Dr. Teresa Kostrubala – Foto: privat
Dem Herausgeber Wolfgang W. Schüler gelingt es mit 18 Fragen unter der Überschrift „FAQs zur Lauftherapie“ sehr gut strukturiert darzustellen, was Lauftherapie heute ist und kann und auch, was sie nicht ist und was sie nicht kann. Hier wird gleichzeitig deutlich, warum das Buch Prof. Dr. Alexander Weber gewidmet ist, der die Lauftherapie in Deutschland etabliert hat und in Bad Lippspringe im „Deutschen Lauftherapiezentrum“ (DLZ) fast 800 Lauftherapeut:innen weiter gebildet hat. Gerade hat Alexander Weber seinen 85. Geburtstag gefeiert. Herzlichen Glückwunsch!
Im Buch folgen 22 Beiträge von Lauftherapeut:innen, die alle am DLZ ihre Weiterbildung absolviert haben. Die Texte beschreiben eine bunte und riesige Palette, wo und mit welchen Personen Lauftherapie angewendet wird. Die Zielgruppen reichen von Menschen, die von Langzeitarbeitslosigkeit betroffen sind, über Menschen mit Beeinträchtigungen bis hin zu Inhaftierten. Manch spannende Anekdote ist dabei auch zu lesen, diese seien hier nicht verraten.
Die letzten beiden Beiträge von Klaus Assenmacher und Wolfgang W. Schüler widmen sich dem „Verband der Lauftherapeuten e. V.“ und den internationalen Kontakten. Im Anhang finden sich die derzeitigen Ausbildungsträger:innen und Literaturempfehlungen.

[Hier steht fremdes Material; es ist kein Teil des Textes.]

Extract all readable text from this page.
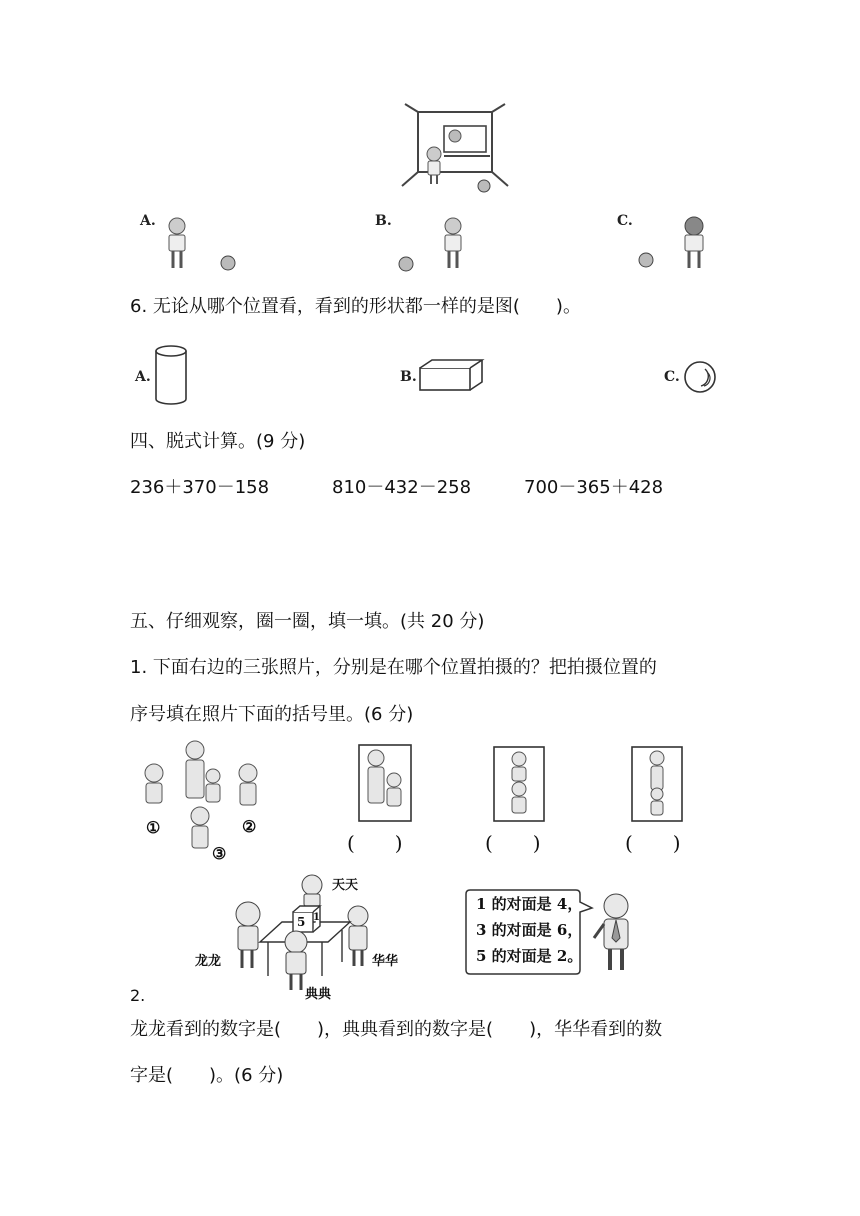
A.	B.	C.
6. 无论从哪个位置看，看到的形状都一样的是图(　　)。
A.	B.	C.
四、脱式计算。(9 分)
236＋370－158	810－432－258	700－365＋428
五、仔细观察，圈一圈，填一填。(共 20 分)
1. 下面右边的三张照片，分别是在哪个位置拍摄的？把拍摄位置的
序号填在照片下面的括号里。(6 分)
①	②
③	(　　)	(　　)	(　　)
5 1
天天
龙龙	华华
典典
1 的对面是 4，
3 的对面是 6，
5 的对面是 2。
2.
龙龙看到的数字是(　　)，典典看到的数字是(　　)，华华看到的数
字是(　　)。(6 分)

Das Buch erhellt die andere Seite des Laufens: Wohlfühlen statt Wettkampf, gesünder statt schneller und weiter! Diese Erfahrung darf ich mit allen Lauftherapeut:innen nun teilen, denn ich habe vor zwei Wochen die Weiterbildung zur Lauftherapeutin an der HAWK Hildesheim mit elf anderen Läufer:innen aus ganz Deutschland abgeschlossen. Das Thema meiner Abschlussarbeit war: Laufen ist Medizin und Lebensfreude. Eben diese andere Seite des Laufens!